Evaluating cognitive decline, which informs diagnosis of dementia, can be complicated by language barriers and the use of screening tools that may not be well calibrated for patients of different cultural backgrounds. The Mini-Mental State Examination (MMSE), a scale commonly used in western countries for such a purpose, has been proven to be less effective in measuring cognitive decline among immigrants and ethnic minorities. This suggest that cross-culturally adapted and validated tools need to be created (Goudsmit et al., 2017; Nielsen et al., 2013).

Late diagnosis and lower prescription and intake of medications have been found to be common issues among immigrants affected by dementia living in western countries (Sagbakken & Kumar, 2017). Such problems have been linked with cultural, spiritual, and economic barriers, some of which are unique to or more frequently seen among migrant populations (Canevelli et al., 2018).

Early diagnosis of dementia, before advanced cognitive deterioration has occurred, gives patients the chance to express their personal desires and be directly involved in the planning of a long-term care strategy. At early stages of the condition, family support can be enough to support the needs of the patient, but as the condition progresses, the help of professional caregivers and nursing staff may become necessary, may improve the quality of care, and can prevent burnout of non-professional caregivers (Robinson, Tang, & Taylor, 2015). Family members assisting someone with dementia may feel pressured to provide all the care by themselves, especially in cultural contexts where placing a loved one in a nursing home or other professional care environment is associated with shame. Discussing concerns related to culturally-appropriate care with patients and their families is crucial to build a stronger therapeutic alliance, preventing tension and frustration (Brooke et al., 2018). Likewise, different point of views about end of life care should be considered and discussed among clinicians, patients, and their families (Sagbakken & Kumar, 2017). Lower use of nursing homes is well documented among elderly individuals from ethnic minority and migrant groups, which may not only reflect different perceptions of the appropriateness of such care but may also indicate economic barriers and lack of information (Stevnsborg, Jensen-Dahm, Nielsen, Gasse, & Waldemar, 2016).

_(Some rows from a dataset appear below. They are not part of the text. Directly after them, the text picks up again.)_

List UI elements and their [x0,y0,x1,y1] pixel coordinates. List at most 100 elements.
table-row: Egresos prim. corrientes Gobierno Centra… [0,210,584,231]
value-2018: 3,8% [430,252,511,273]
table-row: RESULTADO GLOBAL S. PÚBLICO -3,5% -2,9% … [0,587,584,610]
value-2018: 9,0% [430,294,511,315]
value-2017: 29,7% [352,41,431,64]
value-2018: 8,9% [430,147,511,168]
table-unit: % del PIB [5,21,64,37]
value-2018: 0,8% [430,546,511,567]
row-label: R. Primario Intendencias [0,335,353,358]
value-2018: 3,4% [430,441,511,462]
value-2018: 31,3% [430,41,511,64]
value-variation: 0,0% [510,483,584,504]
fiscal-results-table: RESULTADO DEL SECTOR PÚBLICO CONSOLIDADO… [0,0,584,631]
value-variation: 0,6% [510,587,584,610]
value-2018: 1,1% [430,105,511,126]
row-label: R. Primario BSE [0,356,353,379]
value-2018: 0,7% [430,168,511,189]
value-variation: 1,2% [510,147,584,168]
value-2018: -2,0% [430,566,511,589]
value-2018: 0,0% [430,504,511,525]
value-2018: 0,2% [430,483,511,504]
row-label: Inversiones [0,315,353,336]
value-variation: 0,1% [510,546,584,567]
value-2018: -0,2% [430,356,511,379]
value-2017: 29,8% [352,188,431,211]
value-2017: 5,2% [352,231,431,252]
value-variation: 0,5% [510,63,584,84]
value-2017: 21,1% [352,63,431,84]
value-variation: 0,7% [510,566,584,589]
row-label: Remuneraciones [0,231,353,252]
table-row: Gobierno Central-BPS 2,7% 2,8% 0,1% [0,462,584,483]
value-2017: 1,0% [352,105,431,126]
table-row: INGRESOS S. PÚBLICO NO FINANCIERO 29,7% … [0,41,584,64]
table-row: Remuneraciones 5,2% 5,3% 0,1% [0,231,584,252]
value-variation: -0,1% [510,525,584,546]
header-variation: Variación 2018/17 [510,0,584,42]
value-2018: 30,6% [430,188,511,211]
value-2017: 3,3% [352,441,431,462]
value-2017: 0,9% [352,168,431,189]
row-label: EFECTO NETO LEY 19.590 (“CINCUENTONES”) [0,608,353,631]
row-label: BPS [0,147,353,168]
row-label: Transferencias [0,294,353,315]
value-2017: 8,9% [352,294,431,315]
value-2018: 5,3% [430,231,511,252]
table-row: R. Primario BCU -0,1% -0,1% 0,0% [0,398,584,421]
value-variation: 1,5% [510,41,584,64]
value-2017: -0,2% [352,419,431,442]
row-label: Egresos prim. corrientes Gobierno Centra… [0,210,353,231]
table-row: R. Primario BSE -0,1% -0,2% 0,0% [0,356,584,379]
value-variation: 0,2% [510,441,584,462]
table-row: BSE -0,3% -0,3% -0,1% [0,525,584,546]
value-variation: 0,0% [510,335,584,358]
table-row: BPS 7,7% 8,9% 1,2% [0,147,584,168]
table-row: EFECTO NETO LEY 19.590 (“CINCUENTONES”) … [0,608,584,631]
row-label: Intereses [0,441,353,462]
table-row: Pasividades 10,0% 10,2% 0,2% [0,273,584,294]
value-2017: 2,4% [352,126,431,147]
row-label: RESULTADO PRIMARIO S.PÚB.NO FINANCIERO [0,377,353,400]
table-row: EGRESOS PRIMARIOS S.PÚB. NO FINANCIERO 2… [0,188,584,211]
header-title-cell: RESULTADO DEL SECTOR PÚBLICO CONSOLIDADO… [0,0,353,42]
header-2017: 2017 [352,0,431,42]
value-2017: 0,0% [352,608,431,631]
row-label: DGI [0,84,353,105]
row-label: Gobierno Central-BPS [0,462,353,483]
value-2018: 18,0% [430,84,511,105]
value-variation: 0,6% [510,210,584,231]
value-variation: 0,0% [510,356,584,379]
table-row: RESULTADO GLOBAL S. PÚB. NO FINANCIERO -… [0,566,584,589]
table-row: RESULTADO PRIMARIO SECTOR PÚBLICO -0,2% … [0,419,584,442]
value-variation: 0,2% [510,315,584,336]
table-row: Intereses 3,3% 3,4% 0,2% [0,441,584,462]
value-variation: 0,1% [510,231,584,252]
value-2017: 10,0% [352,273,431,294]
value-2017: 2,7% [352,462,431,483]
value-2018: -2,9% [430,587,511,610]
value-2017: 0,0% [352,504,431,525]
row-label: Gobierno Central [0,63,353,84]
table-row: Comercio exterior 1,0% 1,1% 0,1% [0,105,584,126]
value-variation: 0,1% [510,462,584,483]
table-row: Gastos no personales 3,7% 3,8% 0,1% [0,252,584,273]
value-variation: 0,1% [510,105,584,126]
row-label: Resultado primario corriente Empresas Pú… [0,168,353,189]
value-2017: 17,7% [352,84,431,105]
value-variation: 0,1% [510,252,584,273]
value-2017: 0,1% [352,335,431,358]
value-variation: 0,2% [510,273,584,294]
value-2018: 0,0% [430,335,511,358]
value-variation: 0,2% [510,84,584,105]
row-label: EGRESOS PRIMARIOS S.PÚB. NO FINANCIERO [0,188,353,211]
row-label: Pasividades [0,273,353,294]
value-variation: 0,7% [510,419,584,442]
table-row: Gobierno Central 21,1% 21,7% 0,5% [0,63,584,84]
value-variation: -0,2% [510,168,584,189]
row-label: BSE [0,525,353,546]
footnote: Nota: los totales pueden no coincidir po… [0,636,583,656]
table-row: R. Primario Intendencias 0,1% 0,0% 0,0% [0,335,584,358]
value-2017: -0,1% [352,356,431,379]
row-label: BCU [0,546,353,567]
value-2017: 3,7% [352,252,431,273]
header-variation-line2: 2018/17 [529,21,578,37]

Recommendations and conclusion

The challenges described in this article highlight the need to train healthcare workers to recognise the role that culture plays in influencing the individual understanding of dementia; likewise, developing culturally-adapted scales to evaluate cognitive decline is crucial for diagnosis of the condition in people with a non-western ethnic background. At the same time, educational interventions to improve health literacy among ethnic minorities are important to prevent delayed diagnosis and to increase patient compliance.